Being deeply rooted in our national consciousness, our colonial mentality has made of us a race of bastard culture. And we are not conscious of this catastrophic legacy of colonialism.  We wrongly believe that we are a people blest with a peculiar cultural wealth.   We pride ourselves as the only English-speaking nation in Southeast Asia.  And we flaunt our colonial history as a rare fortune!

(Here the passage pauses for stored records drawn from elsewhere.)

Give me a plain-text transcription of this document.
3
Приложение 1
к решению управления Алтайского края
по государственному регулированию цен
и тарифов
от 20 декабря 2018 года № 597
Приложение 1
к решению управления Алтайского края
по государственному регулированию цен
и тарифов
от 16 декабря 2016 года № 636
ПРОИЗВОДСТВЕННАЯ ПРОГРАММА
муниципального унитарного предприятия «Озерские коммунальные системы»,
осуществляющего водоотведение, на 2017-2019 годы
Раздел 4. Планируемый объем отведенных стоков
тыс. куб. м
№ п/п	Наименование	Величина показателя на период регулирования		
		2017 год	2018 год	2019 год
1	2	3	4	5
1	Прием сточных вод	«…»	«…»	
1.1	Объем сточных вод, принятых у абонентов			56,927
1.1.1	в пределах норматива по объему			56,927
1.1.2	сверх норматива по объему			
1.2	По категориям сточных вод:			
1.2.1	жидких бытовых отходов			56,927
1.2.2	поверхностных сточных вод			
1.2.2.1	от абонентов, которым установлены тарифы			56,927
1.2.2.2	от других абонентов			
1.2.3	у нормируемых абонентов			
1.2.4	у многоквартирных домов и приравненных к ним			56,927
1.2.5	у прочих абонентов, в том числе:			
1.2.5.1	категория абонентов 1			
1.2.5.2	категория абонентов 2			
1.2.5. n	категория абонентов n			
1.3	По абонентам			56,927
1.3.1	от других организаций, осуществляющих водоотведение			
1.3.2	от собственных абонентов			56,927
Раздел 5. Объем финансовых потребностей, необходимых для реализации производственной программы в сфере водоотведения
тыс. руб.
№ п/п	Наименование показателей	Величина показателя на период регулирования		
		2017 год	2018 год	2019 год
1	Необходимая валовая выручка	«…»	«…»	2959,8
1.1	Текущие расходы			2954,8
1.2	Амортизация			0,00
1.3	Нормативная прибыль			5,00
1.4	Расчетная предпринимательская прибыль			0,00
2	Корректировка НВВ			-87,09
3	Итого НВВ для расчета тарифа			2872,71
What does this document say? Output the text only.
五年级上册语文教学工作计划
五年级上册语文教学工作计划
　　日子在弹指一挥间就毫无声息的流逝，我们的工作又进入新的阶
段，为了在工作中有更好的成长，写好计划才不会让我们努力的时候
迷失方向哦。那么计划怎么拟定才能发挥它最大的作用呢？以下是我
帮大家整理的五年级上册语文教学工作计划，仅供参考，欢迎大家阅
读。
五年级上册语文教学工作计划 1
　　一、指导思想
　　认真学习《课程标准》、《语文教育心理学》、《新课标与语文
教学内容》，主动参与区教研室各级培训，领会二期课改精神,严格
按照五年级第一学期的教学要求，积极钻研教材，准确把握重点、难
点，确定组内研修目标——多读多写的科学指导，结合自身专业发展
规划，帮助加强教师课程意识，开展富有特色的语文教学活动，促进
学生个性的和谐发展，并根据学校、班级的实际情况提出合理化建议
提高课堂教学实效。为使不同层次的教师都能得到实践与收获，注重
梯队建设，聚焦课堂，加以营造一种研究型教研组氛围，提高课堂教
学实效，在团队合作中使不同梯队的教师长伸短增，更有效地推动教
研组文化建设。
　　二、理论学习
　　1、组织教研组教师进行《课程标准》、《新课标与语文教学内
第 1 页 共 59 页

In fact, we sincerely believe we are indebted to the Americans for having colonized us and has bequeathed to us this despicable consequence of having become alienated to our own cultural roots and identity.

We are unaware – nay, ignorant — of the most precious possession a race or a people can have – being ourselves .  Which means:  not wanting to become like Americans,  not speaking the language of the Americans,   not relying on the Americans for our development, but standing on our own seves and for our own selves  while striving independently to advance our own national interest.  Above all, it means upholding our honor and dignity as a people unique among others in the community of nations.

Once and for all, we must strive to liberate ourselves from this colonial mentality  deeply rooted to our colonial history and become ourselves – beholden to no foreign power – no longer possessed by an alien  spirit, no longer stylizing ourselves with the trappings of an imitation culture.   

But, of course, this liberative injunction entails nothing less than a wholesale  harness and mobilization of our human and material resources under a steadfast commitment to struggle and dearly fight against the forces that allow for a continued sustenance of colonial mentality.  In short, a thorough overhaul of the present societal set up –  that is, economically, politically, culturally.

Don Pagusara is a a multi-awarded author and a Palanca-awardee.